SENIGALLIA – Nuovo capitolo per quanto riguarda la gestione della piscina Saline. Ieri, 3 giugno, per due ipotesi di reato è stata chiesta e ottenuta l’archiviazione della posizione relativa al sindaco di Senigallia e alla sua prima giunta; per le altre imputazioni, che vedono indagato sempre Mangialardi, l’attuale giunta comunale e i vertici locali della Uisp, l’iter va avanti e il gip si esprimerà in seguito. Intanto però è il momento di alcuni commenti.

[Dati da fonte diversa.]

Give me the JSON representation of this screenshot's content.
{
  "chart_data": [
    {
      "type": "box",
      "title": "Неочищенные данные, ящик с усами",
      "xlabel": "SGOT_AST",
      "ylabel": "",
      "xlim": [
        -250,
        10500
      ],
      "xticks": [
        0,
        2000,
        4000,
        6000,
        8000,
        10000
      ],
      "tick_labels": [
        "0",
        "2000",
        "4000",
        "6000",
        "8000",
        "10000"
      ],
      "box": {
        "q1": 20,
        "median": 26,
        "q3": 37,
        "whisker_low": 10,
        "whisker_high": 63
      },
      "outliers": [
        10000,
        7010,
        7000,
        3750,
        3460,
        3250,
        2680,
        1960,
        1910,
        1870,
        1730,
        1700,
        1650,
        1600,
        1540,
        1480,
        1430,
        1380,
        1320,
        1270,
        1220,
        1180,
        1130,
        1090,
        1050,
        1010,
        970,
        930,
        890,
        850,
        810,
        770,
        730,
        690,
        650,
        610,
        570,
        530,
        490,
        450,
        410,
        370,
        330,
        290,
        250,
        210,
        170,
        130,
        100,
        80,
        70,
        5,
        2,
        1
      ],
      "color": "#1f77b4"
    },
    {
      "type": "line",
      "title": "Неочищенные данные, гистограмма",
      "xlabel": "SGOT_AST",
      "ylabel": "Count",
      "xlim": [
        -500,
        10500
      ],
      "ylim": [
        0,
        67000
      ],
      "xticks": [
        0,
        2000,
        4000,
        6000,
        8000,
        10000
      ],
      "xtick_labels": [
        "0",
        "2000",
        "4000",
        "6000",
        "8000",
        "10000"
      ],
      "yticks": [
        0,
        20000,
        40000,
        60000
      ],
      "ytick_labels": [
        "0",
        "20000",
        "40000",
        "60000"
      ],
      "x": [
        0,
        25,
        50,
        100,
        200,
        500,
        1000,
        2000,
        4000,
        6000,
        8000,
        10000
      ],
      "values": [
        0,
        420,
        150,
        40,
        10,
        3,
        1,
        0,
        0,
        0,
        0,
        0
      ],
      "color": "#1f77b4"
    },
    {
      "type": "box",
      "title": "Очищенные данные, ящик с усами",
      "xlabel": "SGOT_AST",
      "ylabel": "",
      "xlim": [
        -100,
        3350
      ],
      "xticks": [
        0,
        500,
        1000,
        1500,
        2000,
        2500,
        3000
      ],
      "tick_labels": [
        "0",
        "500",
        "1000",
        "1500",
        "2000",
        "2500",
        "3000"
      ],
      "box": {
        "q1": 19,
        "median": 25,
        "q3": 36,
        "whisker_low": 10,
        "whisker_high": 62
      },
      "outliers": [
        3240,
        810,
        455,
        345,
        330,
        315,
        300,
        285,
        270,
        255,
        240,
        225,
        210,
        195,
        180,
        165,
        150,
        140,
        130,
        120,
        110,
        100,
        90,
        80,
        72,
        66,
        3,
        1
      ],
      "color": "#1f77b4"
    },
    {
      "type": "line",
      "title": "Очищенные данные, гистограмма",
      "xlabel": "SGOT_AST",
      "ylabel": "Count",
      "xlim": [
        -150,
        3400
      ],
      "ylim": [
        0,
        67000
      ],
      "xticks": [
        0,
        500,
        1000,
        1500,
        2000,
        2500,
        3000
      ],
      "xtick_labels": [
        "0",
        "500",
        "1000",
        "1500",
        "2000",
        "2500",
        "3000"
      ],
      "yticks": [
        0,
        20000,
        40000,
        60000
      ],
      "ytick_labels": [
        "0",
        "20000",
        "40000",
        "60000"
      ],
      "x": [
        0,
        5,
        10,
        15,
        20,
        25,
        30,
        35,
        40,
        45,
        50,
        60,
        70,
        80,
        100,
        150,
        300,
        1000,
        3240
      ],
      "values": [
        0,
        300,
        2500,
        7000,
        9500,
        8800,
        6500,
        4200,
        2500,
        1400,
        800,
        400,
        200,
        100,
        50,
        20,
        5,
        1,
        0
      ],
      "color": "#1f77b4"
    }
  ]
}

«“Archiviato vuol dire che già dall’indagine la Procura ha visto che non c’è il reato. Assolto invece vuol dire che è stato fatto il processo e non sono state riscontrate colpe o errori. Quindi da subito i pm hanno visto che la corruzione non esiste con Mangialardi» ha commentato il legale di Mangialardi, avv. Marina Magistrelli. Che continua: «Adesso l’inchiesta andrà avanti per valutare tutto e alla fine si vedrà. Essere indagato per corruzione per aver partecipato per 20 minuti ad una cena senza toccare cibo sarebbe stato veramente sconcertante. Adesso chiariremo gli altri capi di imputazione, ma alla fine bisognerà tirare una riga su tutto e vedere se si possono far spendere i soldi pubblici così».
«Non voglio parlare di sospiro di sollievo – commenta il sindaco di Senigallia Maurizio Mangialardi – perché non ho mai avuto neanche un dubbio sul fatto che l’accusa nei miei confronti di un simile reato, di cui non riesco neppure a pronunciare il nome tanto mi è estraneo, potesse essere presa sul serio dalla magistratura. Sono stato sempre sicuro di aver lavorato non solo con correttezza, ma anche e soprattutto nel pieno interesse della città e degli utenti della piscina, al fine di garantire la qualità e la continuità del servizio, come del resto è dimostrato chiaramente dai risultati».
«Mi dicono che dovrei essere contento – aggiunge Mangialardi dopo la notizia dell’archiviazione per la corruzione – ma in realtà sono piuttosto rammaricato. Anzitutto del fatto che ancora una volta si sono sperperati soldi pubblici facendo politica non con proposte concrete, ma attraverso il continuo ricorso a denunce ed esposti; una modo di fare che in questo caso, peraltro, è stato sostenuto anche dalla Lega, la quale attraverso ben due interrogazioni parlamentari al ministro della Giustizia ha chiesto che venisse accelerato il procedimento, convinta di scoprire chissà che cosa. Ovviamente dispiace anche perché la vicenda rappresenta l’ennesimo strascico dovuto alla tragedia dell’alluvione. E fa molto male vedere come il tentativo di dare risposte immediate ai cittadini in termini di garanzia dei servizi possa in un attimo trasformarsi in un’accusa di corruzione che rischia di minare non solo la reputazione, non solo la vita pubblica, ma anche la salute di una persona. Da parte mia di una cosa sono certo – conclude il sindaco di Senigallia – mai e poi mai, neanche di fronte al mio più acerrimo rivale, sarei capace di ricorrere a simili mezzucci. Spero che di questa lezione si faccia tesoro».
Di altro parere il consigliere comunale Giorgio Sartini, Senigallia Bene Comune, che ha presentato l’esposto da cui son partite le indagini della Procura. «Gli atti parlano chiaro e io ne son convinto: rifarei la stessa cosa del 2017. Non giudico l’operato del giudice, io ho presentato dei documenti mentre la polizia giudiziaria ha fatto delle indagini individuando delle ipotesi di reato: anche se alcuni fossero derubricati, secondo me non è questo il comportamento che dovrebbe tenere un primo cittadino, per cui ritengo che il sindaco non si dovrebbe candidare. Io? Faccio solo il mio lavoro, serio, di opposizione e non mi fermo solo perché Mangialardi dice che si spendono soldi pubblici segnalando, con documenti, gli atti comunali. Tra l’altro – conclude Sartini – la storia non è conclusa per gli altri capi d’imputazione, così come va avanti la vicenda dell’alluvione».